Değerli milletvekilleri, bu teklifle birlikte, özlük hakları, basın kartı, tanınma gibi talepleri olan internet haberciliğine yönelik de yeni suçlar icat ediliyor. Gazeteciler haber kaynağını açıklamaya zorlanacak, haber nedeniyle yargılanacaktır. Bu teklifin yasalaşması hâlinde basın ve ifade özgürlüğüne dair yargılamalar ve baskılar daha da artacaktır çünkü Sınır Tanımayan Gazeteciler örgütüne göre, Türkiye basın özgürlüğünde 180 ülke arasında 149'uncu sırada ve Türkiye'de 9'u kadın 79 gazeteci şu an cezaevinde.
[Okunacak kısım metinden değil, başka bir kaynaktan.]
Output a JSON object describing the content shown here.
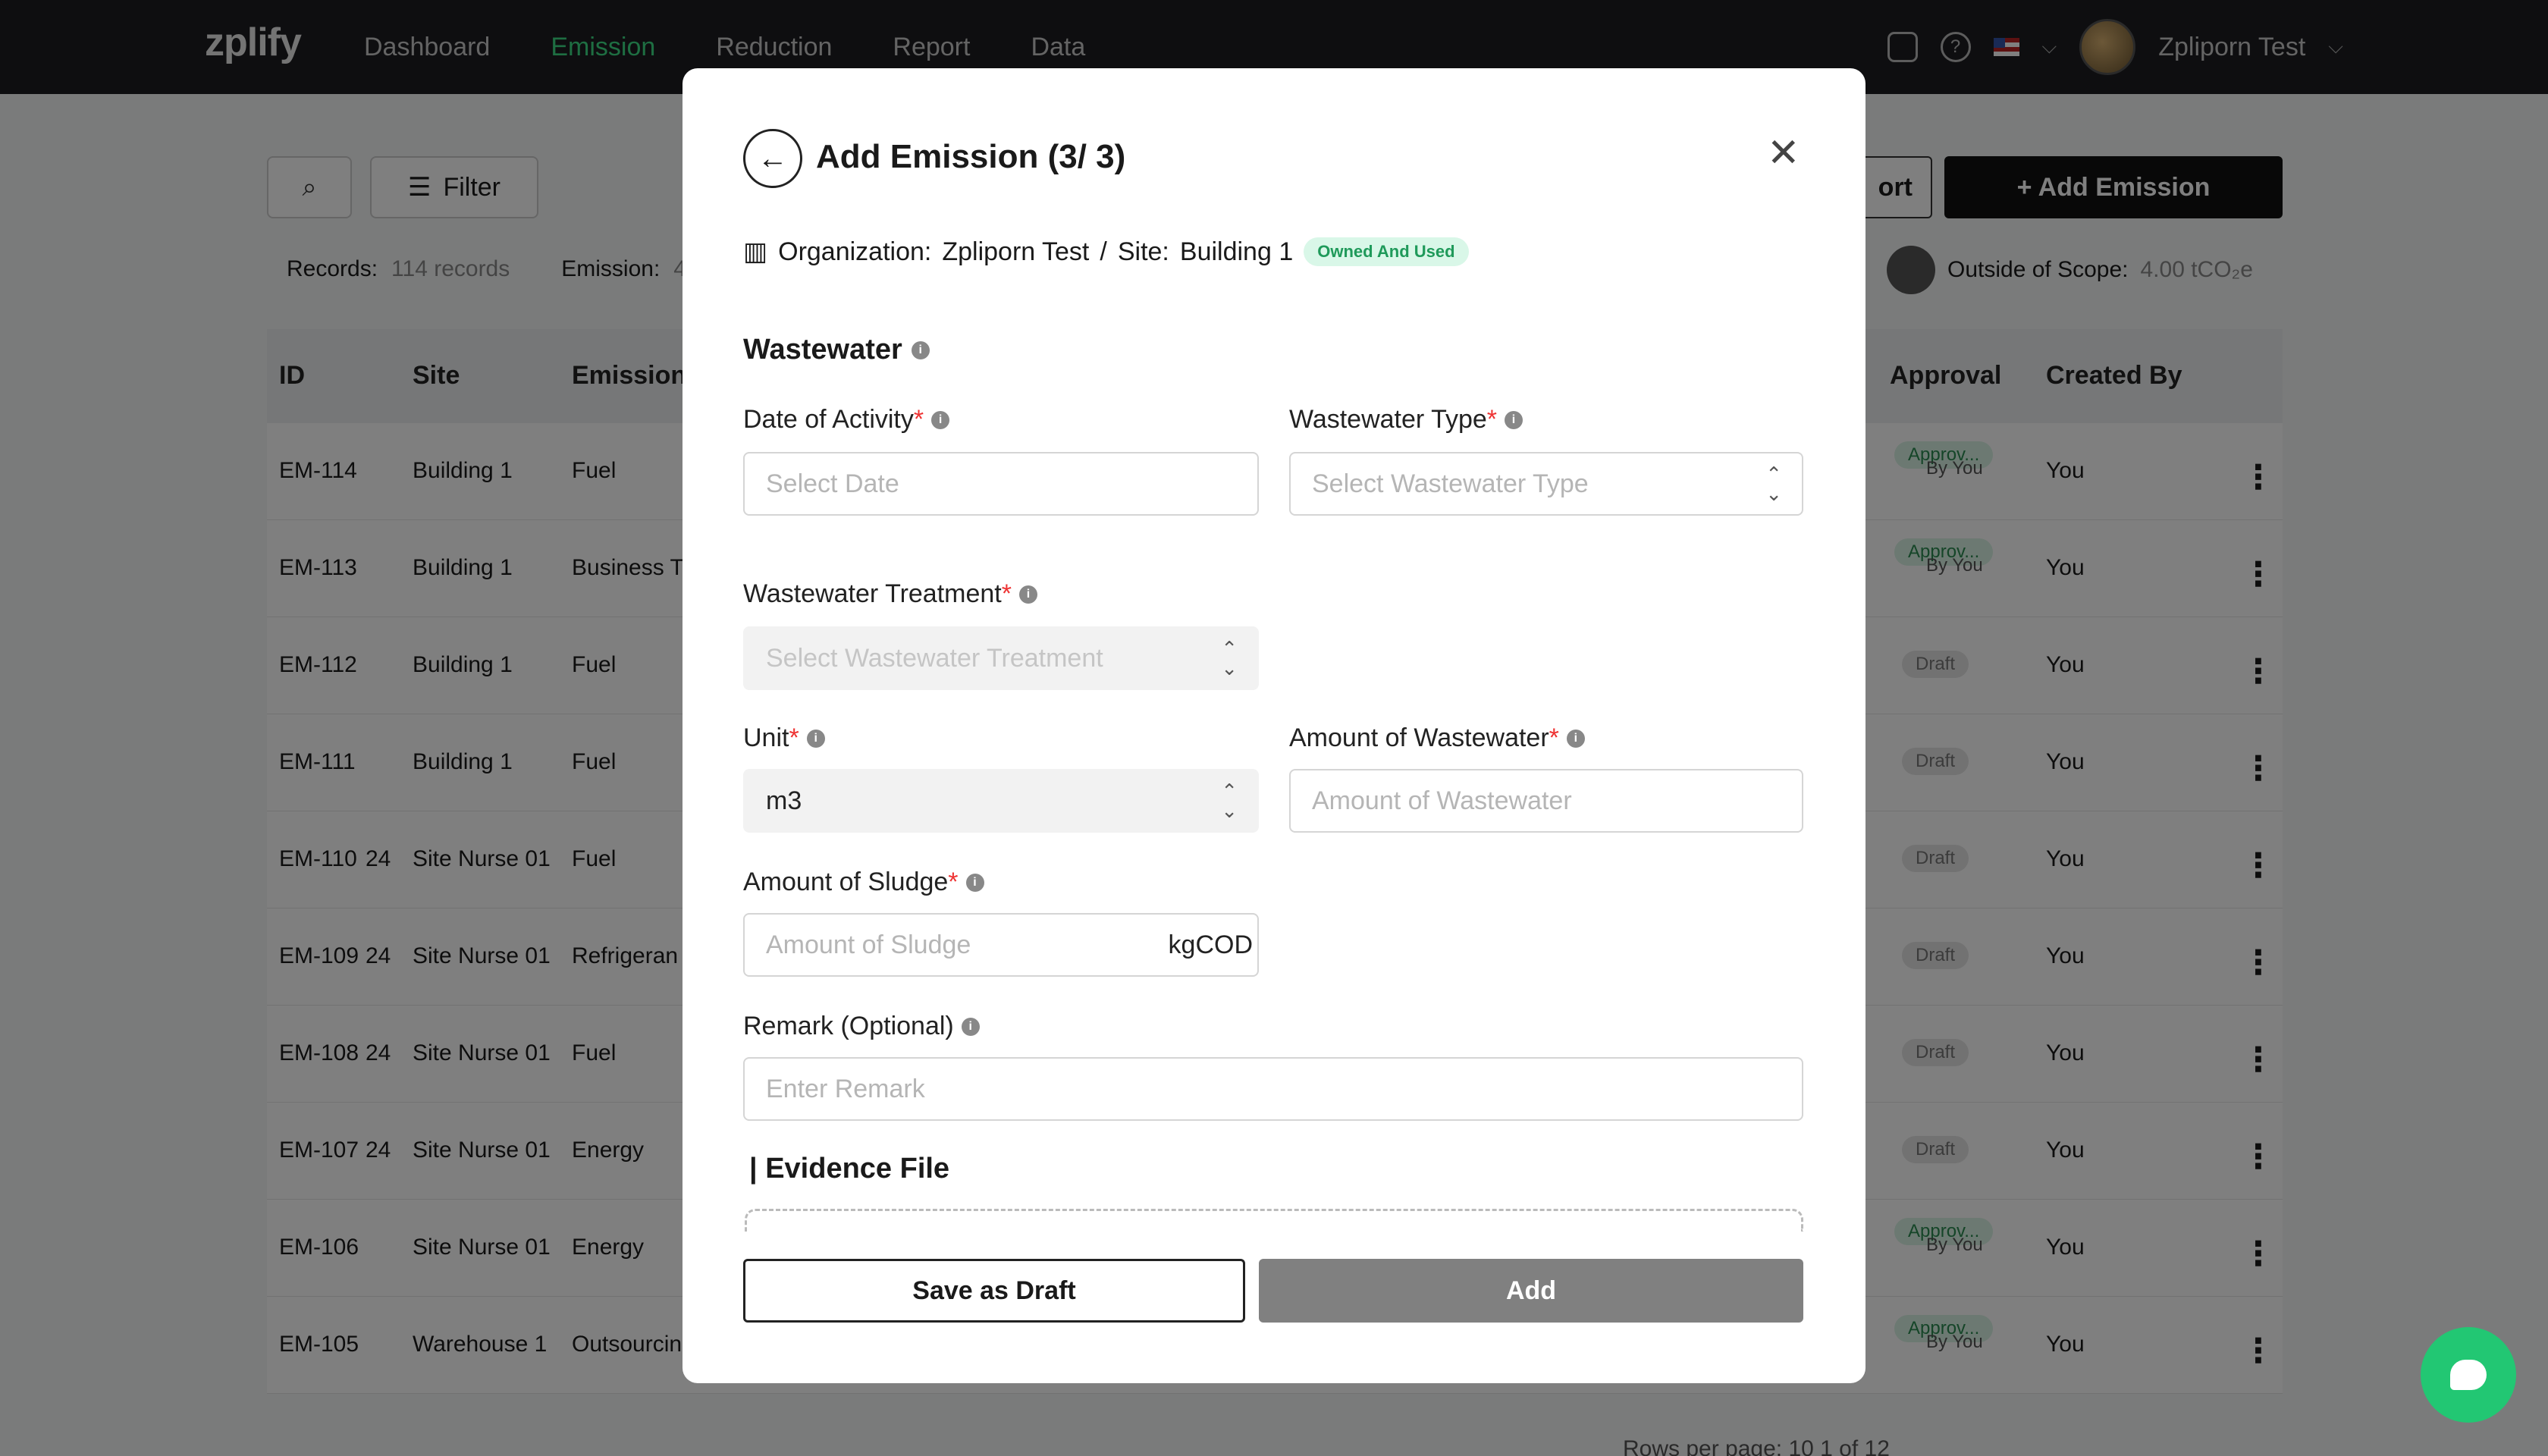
{
  "nav": {
    "logo": "zplify",
    "links": [
      "Dashboard",
      "Emission",
      "Reduction",
      "Report",
      "Data"
    ],
    "active": "Emission",
    "username": "Zpliporn Test"
  },
  "toolbar": {
    "filter_label": "Filter",
    "export_label": "ort",
    "add_label": "+ Add Emission"
  },
  "stats": {
    "records_label": "Records:",
    "records_value": "114 records",
    "emission_label": "Emission:",
    "emission_value": "4",
    "outside_label": "Outside of Scope:",
    "outside_value": "4.00 tCO₂e"
  },
  "table": {
    "headers": {
      "id": "ID",
      "site": "Site",
      "emission": "Emission",
      "approval": "Approval",
      "created_by": "Created By"
    },
    "rows": [
      {
        "id": "EM-114",
        "extra": "",
        "site": "Building 1",
        "emission": "Fuel",
        "status": "Approv...",
        "by": "By You",
        "created": "You"
      },
      {
        "id": "EM-113",
        "extra": "",
        "site": "Building 1",
        "emission": "Business T",
        "status": "Approv...",
        "by": "By You",
        "created": "You"
      },
      {
        "id": "EM-112",
        "extra": "",
        "site": "Building 1",
        "emission": "Fuel",
        "status": "Draft",
        "by": "",
        "created": "You"
      },
      {
        "id": "EM-111",
        "extra": "",
        "site": "Building 1",
        "emission": "Fuel",
        "status": "Draft",
        "by": "",
        "created": "You"
      },
      {
        "id": "EM-110",
        "extra": "24",
        "site": "Site Nurse 01",
        "emission": "Fuel",
        "status": "Draft",
        "by": "",
        "created": "You"
      },
      {
        "id": "EM-109",
        "extra": "24",
        "site": "Site Nurse 01",
        "emission": "Refrigeran",
        "status": "Draft",
        "by": "",
        "created": "You"
      },
      {
        "id": "EM-108",
        "extra": "24",
        "site": "Site Nurse 01",
        "emission": "Fuel",
        "status": "Draft",
        "by": "",
        "created": "You"
      },
      {
        "id": "EM-107",
        "extra": "24",
        "site": "Site Nurse 01",
        "emission": "Energy",
        "status": "Draft",
        "by": "",
        "created": "You"
      },
      {
        "id": "EM-106",
        "extra": "",
        "site": "Site Nurse 01",
        "emission": "Energy",
        "status": "Approv...",
        "by": "By You",
        "created": "You"
      },
      {
        "id": "EM-105",
        "extra": "",
        "site": "Warehouse 1",
        "emission": "Outsourcin",
        "status": "Approv...",
        "by": "By You",
        "created": "You"
      }
    ],
    "pager": "Rows per page:  10      1 of 12"
  },
  "modal": {
    "title": "Add Emission (3/ 3)",
    "org_label": "Organization:",
    "org_value": "Zpliporn Test",
    "separator": "/",
    "site_label": "Site:",
    "site_value": "Building 1",
    "ownership_badge": "Owned And Used",
    "section_title": "Wastewater",
    "fields": {
      "date": {
        "label": "Date of Activity",
        "placeholder": "Select Date"
      },
      "type": {
        "label": "Wastewater Type",
        "placeholder": "Select Wastewater Type"
      },
      "treatment": {
        "label": "Wastewater Treatment",
        "placeholder": "Select Wastewater Treatment"
      },
      "unit": {
        "label": "Unit",
        "value": "m3"
      },
      "amount": {
        "label": "Amount of Wastewater",
        "placeholder": "Amount of Wastewater"
      },
      "sludge": {
        "label": "Amount of Sludge",
        "placeholder": "Amount of Sludge",
        "suffix": "kgCOD"
      },
      "remark": {
        "label": "Remark (Optional)",
        "placeholder": "Enter Remark"
      }
    },
    "evidence_title": "| Evidence File",
    "save_draft_label": "Save as Draft",
    "add_label": "Add"
  },
  "colors": {
    "accent": "#3ddc84",
    "chat": "#22c773",
    "required": "#ee3333"
  },
  "icons": [
    "search-icon",
    "filter-icon",
    "info-icon",
    "back-arrow-icon",
    "close-icon",
    "building-icon",
    "chat-icon"
  ]
}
Dicle Fırat Gazeteciler Derneğinin verilerine göre, 2021 yılında 47 gazeteci hakkında toplam yüz otuz üç yıl sekiz ay yirmi bir gün hapis cezası verilmiştir.
(Mikrofon otomatik cihaz tarafından kapatıldı)
ŞEVİN COŞKUN (Devamla) - Başkan, tamamlayayım.
BAŞKAN - Tamamlayın sözlerinizi.
ŞEVİN COŞKUN (Devamla) - 2022 yılının ilk sekiz ayında, dijital medyada hak ihlallerinin de içinde yer aldığı 399 habere erişim engeli, 71 habere de yasak kararı getirilmiştir.
Buradan soruyoruz: Bu hukuksuzluklar karşısında gazetecilerin haklarını iktidarın getirmek istediği bu sansür yasa teklifi mi koruyacak? Tabii ki de hayır. Hakikati, gerçekleri topluma ulaştırma mücadelesi veren özgür basın emekçileri bundan sonra da gerçekleri halka ulaştırmaya devam edecek. Çok iyi biliyoruz ki özgür basın ve habercilik, tekçi iktidarın dediği gibi terör faaliyeti değil, hakikatin peşinde vicdani bir kamu hizmetidir, asla sansürlenemez.